Mattsby calls this flip ‘the most bullish thing ever on any chart,’ adding emphatically, ‘This has never happened for XRP.’ The analyst contends that XRP is building a high-level base ‘for almost a whole year,’ creating what he describes as an atypically strong setup across XRP’s multi-cycle history. This constructive pattern of breakout, retest, and series of higher highs and higher lows at elevated levels represents a fundamental shift in market dynamics.
The Path Forward: Consolidation Before Potential Breakout
While the long-term outlook remains decidedly bullish in Mattsby’s framework, he acknowledges the potential for near-term consolidation. The analyst allows for ‘more weeks of consolidation’ and even a liquidity sweep into the ‘$2.80s, $2.70s,’ but argues these moves would represent noise within a larger uptrend defined by compression against the $3.10 lid and the stair-step advance of trend supports.
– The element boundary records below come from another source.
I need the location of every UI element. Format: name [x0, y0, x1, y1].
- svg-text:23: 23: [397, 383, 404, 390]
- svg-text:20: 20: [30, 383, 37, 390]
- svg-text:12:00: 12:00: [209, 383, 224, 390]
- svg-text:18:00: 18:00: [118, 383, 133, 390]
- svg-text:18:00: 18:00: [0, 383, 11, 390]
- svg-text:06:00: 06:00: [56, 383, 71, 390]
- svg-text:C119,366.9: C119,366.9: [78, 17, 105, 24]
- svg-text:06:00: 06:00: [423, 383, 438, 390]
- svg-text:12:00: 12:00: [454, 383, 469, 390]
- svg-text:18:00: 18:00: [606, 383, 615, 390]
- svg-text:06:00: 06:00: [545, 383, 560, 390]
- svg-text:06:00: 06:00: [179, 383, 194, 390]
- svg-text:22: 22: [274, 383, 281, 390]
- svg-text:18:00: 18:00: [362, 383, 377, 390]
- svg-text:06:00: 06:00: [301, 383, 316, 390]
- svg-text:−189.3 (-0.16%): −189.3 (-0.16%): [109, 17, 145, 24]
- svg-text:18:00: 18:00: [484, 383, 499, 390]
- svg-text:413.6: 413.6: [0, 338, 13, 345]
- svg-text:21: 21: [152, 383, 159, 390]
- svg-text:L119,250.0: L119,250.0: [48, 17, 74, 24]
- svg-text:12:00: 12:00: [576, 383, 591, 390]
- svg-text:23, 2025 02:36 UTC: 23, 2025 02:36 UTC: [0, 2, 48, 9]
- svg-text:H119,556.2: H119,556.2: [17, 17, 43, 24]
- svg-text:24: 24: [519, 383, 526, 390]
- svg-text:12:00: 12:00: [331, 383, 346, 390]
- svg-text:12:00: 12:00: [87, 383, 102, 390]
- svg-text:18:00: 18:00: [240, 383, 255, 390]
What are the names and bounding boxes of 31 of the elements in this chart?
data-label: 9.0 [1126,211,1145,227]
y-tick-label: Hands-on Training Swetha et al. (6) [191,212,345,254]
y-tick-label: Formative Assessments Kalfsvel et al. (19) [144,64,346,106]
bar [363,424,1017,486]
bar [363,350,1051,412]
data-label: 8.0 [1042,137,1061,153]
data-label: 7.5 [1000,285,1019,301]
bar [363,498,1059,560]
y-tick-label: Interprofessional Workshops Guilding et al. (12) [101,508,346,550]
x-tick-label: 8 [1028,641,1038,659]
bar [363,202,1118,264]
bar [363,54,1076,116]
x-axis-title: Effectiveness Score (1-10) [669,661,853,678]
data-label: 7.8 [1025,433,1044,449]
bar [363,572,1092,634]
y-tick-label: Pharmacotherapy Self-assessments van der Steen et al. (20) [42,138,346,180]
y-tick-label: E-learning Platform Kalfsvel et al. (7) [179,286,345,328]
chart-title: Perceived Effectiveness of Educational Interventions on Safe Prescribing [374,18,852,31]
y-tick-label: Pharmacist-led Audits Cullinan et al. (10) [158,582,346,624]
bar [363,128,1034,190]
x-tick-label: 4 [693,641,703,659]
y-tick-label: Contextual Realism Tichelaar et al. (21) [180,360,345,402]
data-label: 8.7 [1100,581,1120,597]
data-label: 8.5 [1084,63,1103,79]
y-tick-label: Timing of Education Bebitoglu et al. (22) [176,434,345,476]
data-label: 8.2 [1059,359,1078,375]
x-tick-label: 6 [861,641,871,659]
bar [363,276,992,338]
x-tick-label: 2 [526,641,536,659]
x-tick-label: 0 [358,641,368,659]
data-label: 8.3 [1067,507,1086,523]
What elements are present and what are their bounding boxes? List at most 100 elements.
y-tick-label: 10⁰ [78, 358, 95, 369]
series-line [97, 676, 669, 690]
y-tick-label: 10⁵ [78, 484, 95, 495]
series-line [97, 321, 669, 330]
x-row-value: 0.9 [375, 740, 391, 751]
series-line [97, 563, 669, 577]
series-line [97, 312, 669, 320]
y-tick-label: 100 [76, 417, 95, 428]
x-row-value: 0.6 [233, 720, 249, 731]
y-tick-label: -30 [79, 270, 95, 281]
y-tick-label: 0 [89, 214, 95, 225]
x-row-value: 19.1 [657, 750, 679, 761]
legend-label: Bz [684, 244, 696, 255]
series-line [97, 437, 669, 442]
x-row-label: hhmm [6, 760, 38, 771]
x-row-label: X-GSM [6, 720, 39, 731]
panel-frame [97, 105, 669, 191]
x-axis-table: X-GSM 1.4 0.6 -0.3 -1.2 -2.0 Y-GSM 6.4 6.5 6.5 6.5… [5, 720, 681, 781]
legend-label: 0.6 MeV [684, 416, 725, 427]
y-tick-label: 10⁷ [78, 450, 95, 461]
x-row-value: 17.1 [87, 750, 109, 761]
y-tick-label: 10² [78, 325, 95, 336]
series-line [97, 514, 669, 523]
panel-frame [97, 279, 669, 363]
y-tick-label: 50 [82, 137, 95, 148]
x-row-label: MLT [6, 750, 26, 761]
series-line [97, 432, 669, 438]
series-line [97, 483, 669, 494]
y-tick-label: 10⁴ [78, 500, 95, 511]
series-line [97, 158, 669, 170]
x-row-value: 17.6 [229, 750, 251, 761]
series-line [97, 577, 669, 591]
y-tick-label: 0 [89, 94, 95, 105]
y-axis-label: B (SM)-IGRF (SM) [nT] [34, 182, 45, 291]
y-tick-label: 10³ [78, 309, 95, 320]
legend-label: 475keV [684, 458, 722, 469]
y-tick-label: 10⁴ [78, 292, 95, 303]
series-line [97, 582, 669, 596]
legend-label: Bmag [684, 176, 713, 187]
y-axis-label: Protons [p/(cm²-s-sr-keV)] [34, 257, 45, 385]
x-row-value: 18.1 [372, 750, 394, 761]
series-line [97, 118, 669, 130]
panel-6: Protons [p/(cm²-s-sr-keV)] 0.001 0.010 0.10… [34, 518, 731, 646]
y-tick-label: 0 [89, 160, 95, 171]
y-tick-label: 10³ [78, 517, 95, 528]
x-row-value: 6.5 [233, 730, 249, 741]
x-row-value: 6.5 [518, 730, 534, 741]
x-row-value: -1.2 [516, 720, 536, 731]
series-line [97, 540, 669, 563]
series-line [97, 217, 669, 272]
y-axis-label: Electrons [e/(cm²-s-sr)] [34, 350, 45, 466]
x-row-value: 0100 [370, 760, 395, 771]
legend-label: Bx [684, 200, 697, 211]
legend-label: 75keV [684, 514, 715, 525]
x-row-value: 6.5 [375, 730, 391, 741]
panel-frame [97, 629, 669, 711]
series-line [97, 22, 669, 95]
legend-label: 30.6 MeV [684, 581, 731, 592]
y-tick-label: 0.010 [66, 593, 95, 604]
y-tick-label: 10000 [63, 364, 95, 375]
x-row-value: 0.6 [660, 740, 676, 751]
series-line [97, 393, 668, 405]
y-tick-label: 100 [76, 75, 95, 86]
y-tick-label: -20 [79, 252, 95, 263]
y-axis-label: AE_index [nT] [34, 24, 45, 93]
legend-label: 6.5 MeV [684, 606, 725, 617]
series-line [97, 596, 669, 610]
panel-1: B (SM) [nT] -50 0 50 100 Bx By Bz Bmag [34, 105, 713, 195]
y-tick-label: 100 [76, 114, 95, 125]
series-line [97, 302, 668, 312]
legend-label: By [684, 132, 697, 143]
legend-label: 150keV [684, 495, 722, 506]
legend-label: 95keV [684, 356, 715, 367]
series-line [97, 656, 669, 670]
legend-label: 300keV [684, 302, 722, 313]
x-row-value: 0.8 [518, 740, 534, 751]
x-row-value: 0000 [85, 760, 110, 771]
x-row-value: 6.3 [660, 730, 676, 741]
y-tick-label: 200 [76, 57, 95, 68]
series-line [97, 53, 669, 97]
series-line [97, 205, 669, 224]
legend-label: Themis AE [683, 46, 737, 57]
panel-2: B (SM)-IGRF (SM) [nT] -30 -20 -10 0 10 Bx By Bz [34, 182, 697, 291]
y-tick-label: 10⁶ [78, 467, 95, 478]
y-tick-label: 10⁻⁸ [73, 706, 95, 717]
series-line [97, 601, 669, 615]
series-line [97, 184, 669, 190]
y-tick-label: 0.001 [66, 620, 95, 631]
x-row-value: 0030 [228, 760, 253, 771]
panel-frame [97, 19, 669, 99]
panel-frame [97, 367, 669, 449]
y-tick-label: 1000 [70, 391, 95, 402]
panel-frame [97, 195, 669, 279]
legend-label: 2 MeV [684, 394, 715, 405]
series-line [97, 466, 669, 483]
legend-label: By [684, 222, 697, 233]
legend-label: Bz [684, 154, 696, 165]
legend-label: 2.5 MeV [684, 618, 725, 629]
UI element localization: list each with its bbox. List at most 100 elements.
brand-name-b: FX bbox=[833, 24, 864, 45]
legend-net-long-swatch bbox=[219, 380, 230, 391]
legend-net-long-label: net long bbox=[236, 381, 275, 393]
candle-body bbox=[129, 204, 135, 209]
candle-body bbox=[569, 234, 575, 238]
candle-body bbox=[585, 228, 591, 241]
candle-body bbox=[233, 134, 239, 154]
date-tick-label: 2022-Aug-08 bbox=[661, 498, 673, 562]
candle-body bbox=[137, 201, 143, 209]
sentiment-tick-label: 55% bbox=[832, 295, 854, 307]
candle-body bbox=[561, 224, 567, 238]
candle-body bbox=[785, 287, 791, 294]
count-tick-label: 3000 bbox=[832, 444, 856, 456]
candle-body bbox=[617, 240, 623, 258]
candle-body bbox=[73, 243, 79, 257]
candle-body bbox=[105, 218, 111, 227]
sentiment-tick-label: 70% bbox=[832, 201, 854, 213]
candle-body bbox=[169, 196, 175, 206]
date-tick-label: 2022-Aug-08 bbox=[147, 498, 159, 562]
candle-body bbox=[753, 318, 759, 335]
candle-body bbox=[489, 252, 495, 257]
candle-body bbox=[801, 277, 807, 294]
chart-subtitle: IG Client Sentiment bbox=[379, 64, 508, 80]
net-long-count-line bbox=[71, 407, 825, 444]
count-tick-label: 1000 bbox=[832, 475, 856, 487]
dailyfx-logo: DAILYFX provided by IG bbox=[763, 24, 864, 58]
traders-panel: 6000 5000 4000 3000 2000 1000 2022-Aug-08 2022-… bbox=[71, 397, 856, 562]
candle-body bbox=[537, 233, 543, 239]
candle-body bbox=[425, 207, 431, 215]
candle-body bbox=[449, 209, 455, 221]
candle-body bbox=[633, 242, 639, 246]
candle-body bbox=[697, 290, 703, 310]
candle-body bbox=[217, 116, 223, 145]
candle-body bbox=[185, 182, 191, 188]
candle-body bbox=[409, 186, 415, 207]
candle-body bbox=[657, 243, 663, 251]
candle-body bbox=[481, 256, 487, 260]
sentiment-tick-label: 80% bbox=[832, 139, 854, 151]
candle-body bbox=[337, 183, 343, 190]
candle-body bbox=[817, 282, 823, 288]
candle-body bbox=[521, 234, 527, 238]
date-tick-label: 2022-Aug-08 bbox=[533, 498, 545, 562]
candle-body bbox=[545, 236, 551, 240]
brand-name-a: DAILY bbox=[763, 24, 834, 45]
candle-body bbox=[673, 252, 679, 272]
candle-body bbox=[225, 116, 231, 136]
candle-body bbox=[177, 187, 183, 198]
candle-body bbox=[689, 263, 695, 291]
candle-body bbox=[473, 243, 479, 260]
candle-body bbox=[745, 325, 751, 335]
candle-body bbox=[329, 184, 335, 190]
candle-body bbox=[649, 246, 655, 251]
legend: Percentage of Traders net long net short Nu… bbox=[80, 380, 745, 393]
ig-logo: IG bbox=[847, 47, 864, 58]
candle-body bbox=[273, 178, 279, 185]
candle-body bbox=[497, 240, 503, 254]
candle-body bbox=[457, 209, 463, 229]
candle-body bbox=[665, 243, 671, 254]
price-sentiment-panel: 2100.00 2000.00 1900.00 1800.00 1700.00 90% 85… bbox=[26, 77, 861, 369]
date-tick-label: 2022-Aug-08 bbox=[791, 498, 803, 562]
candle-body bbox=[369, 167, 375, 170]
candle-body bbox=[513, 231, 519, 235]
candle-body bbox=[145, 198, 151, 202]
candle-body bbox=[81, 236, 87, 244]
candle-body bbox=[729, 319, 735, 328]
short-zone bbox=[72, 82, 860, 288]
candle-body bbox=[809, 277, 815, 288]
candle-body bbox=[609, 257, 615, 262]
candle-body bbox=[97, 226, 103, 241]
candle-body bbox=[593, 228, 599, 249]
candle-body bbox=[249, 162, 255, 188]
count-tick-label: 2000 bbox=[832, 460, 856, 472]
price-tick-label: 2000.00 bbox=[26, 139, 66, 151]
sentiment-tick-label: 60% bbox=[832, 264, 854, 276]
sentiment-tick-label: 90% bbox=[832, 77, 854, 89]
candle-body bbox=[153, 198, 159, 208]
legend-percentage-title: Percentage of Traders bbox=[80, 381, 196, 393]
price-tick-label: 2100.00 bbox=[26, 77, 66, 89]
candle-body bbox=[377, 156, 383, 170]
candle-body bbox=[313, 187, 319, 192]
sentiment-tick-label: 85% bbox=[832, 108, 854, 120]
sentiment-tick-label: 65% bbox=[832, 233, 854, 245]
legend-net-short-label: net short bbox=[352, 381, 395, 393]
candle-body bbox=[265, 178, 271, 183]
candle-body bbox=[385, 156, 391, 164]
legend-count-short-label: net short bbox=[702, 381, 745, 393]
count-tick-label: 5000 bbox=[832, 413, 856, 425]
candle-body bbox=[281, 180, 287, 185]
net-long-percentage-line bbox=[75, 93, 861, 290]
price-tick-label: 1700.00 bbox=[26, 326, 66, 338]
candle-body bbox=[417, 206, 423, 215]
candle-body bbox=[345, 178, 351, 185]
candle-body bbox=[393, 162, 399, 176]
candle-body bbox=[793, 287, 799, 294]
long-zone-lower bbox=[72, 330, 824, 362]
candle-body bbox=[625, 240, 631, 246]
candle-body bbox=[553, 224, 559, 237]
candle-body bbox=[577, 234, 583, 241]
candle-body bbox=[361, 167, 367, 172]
The practical roadmap Mattsby lays out is straightforward: protect the long-term trend markers while the 50-week average closes the distance, keep monthly structure above the Ichimoku conversion line near $2.63, and respect the historical importance of the $3.10 Fibonacci extension. A monthly close through that level would, in his technical framework, confirm the next Fibonacci waypoint at $9 and potentially higher targets. ‘One of these weeks we might be able to see a bullish engulfing candle just breaking through multiple levels and just continuing higher,’ he anticipates, suggesting that when the breakout occurs, it could be rapid and powerful.